The extra page weight still sits well below the 14kB round trip limit when compressed.

Compression	Page weight (kB)
None	25.3
Gzip	4.4
Brotli	3.9

Graphs

The first graph counts visitor numbers per month. The function used to draw that graph is here.

visitor_graph

The initial query filters unique IP addresses, because the volume of requests on their own don’t give a good picture of individual visitors, which is what this graph is for. It could be better, it doesn’t give a good picture of regular or recurring visitors, but you get an idea of the general audience. After filtering out bots, this site settles at around 1,500 probably-human visitors per month (and climbing steadily).

I have another graph which tracks the response type. The function used to draw it is here.

hits_graph

The purpose of this graph is just to measure the performance of Cloudfront. Unlike the first graph, what we’re interested in here is not the volume of requests, just whether they were hits or misses.

There isn’t a high hit rate, and that’s a problem of not having a super popular website with no worldwide reach. To prove that the cache does scale up, I did have a short organic traffic spike on one post and saw the hit rate shoot up at the same time. It’s just not generally applicable.

A note about privacy

Every time I tackle this topic I end up diverting into questions about privacy and the ethics of collecting logs. There’s always a contradiction, if I didn’t care who was reading the site I would not look at the logs, I was partly able to justify this to myself in that the logs were being automatically collected anyway whether I looked at them or not.

That justification is getting less and less tenable as at this point I’m keeping archives going back two years and counting. For the purposes of GDPR compliance, IP addresses count as personal information, which would make this a legal question for any large organisation.

I thought about a system where you could click a button, which would call a lambda function, which would remove your IP address from existing logs. The problem with that imaginary system is that if you connect to the site afterwards, your IP address would still get logged again, so, I would need to store your IP address in order to filter it out on an ongoing basis… and that just loops back to the original problem.

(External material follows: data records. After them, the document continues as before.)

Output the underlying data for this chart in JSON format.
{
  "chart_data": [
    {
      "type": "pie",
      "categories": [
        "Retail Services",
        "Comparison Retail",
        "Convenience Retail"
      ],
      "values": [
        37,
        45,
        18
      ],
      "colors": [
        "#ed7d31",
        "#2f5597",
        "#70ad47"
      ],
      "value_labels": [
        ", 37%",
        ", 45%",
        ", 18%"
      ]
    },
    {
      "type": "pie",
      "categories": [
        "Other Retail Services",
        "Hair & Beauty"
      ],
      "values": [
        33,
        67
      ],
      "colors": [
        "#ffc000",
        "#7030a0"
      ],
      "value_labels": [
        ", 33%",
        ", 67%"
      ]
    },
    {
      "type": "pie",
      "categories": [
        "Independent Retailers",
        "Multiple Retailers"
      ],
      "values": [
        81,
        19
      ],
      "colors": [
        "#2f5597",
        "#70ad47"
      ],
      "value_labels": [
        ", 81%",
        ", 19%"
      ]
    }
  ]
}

Because I care a lot about privacy, I made a hidden service available through Tor specifically for people to view the site anonymously. If you would like to opt out of your personal information being collected, please use the hidden service.

Further improvements

Query optimisation

Currently AWS Athena scans through 224MB of raw (compressed) log files. I’ve already spent a while reading through the Presto docs and tried a few query tricks with no success. Maybe I could write a new lambda function to filter the logfiles before querying them.

None of this is significant in terms of cost, and the query doesn’t have to run fast as it’s asynchronous. Optimisation would be a pursuit of efficiency for its own sake, and more about learning how to filter data in python.

I have a query which collects the eight most popular post-urls from the last month. The query works and returns a comma-separated list, although I’m having difficulty integrating it into Jekyll’s data model.

Other ideas under this are post-related statistics, such as ‘posts per month’, or ‘words per month’. I’ve already looped over ‘posts per year’ on the front page. Again both of these would involve Liquid filters and variables and pushing at what can be done processing things only in Jekyll.

Server timing metrics

There are some new Cloudfront headers which measure performance. I haven’t enabled these yet, but could do so and see if they show anything useful.

Location metrics

Cloudfront can include geolocation headers which guess a visitor’s location. I could try those out. Another less invasive way of tracking location is through the IATA airport code associated with the nearest edge cache which served the request. If I wanted to display that, I would need to link up those codes to a map somehow.

Also, tracking location is definitely a privacy issue.

Browser/device metrics

This refers to the user agent string. I don’t have an idea of how to filter or query that string in a way that is actually useful, and not sure the resulting information is interesting. Is it valuable to know that, at the time of writing, 56.7% of visitors used Chrome or Chrome Mobile?